Now, I’m as guilty as anyone who’s said I didn’t need to kill anything to have a good hunt when deep down I’m thinking, “But I sure wish I would have.”
I’ve gotten a lot more shooting practice since I’ve been shooting with my kids, but we still don’t practice often enough. Teaching them to shoot, I was forced to concentrate on proper form and technique, since family competitiveness drives us to try to outshoot each other.
The No. 1 rule of shooting is safety. The No. 2 rule of shooting is be good at it. There is great responsibility to pulling a trigger or releasing an arrow. Once you do, you’re responsible for the events you’ve set in motion, events that cannot be stopped, cannot be called back. You can’t push the reset button and start over. There is a finality to it.
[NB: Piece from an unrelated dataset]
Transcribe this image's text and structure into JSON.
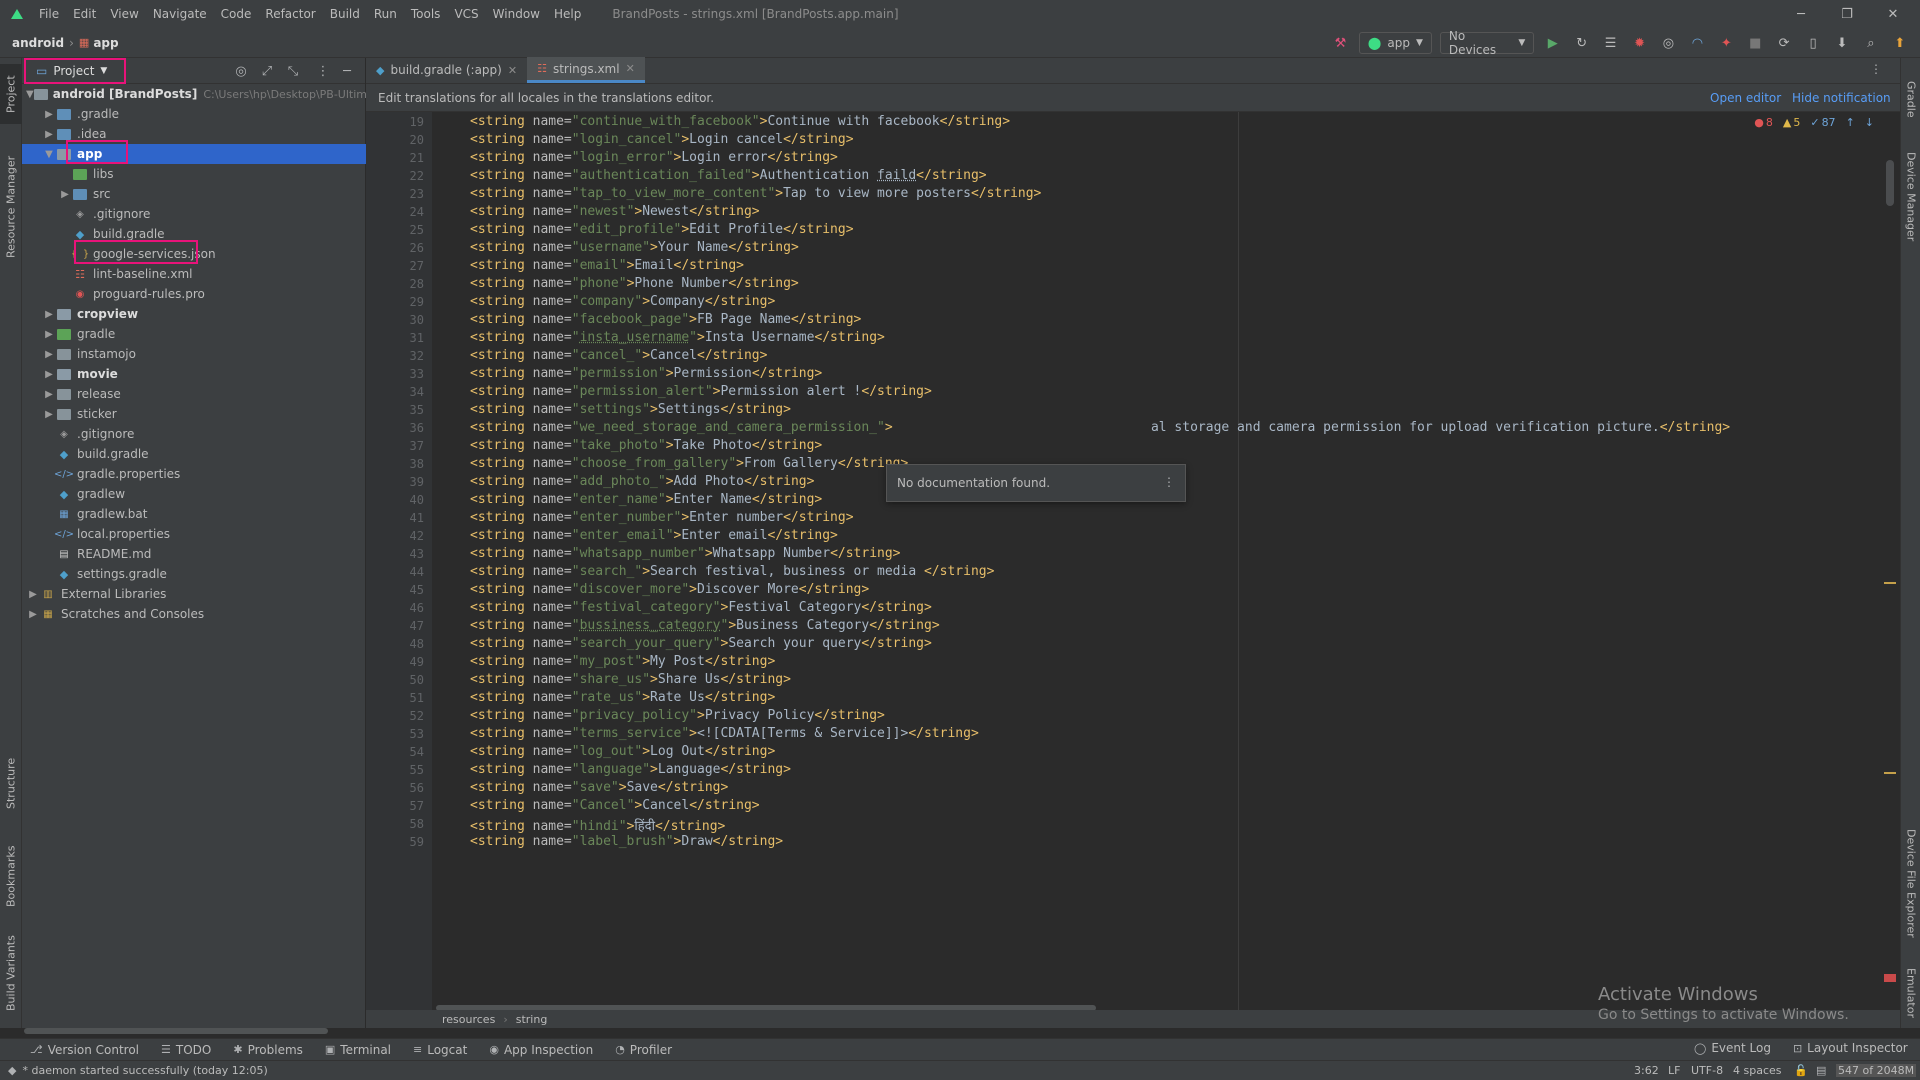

And you owe it to the game animals you hunt to be a good shot; to take only good, ethical shots within your range of experience and level of expertise; and to make clean, one-shot kills. The animal deserves your best effort, and you should work hard and practice to achieve it. You’re a hunter. You get it.
AFTER THE SHOT
Watch after the shot—not just the animal but everything in view. A good example was when a friend took a 200-yard-plus uphill shot at a deer from a good, steady rest, and from the deer’s reaction I knew it was hit. My friend had that excited but worried feeling, thinking he’d made a good shot but wasn’t sure. As he was talking, I was still watching. We’ll find him, I said. We made a beeline to where the deer stood at the shot. No deer was in sight. We’ll find him down in that thicket, I said.
I had watched after the shot. The deer had bucked and disappeared over the ridge, but I had seen small trees and branches shake downhill from where he’d been standing. Wounded deer usually run downhill, if they can, but it was watching the brush that made me confident. The only thing I didn’t know is how far he had run. It turned out that he hadn’t made it out of the thicket.
Another friend showed me how to field-dress my first deer. I dressed the next with a torn-out magazine page showing basic instructions. I always had spare latex gloves, which I encouraged the boys to put on and pitch in. I’d at least get them to hold a leg or otherwise stay involved. It’s really pretty simple, I said. You make these cuts and everything on the inside has to come out. If something won’t budge, carefully cut until it comes free. I always noted the entry wound and checked for an exit. If there was no exit, I made a point to retrieve the bullet and show them a CSI-type investigation of internal damage. This is what a bullet can do, I’d say.
It was the same with butchering. First they watched, then they helped skin. Now they help with it all, from field to freezer.
Today the boys are accomplished hunters, confident in the field, confident hunting on their own, making their own decisions on tracks to follow, approaches to make. And showing them how has made me a better hunter along the way.
Each deer season we come away with new experiences, as well as the occasional trophy for the wall, meat for the freezer, and memories that have yet to fade.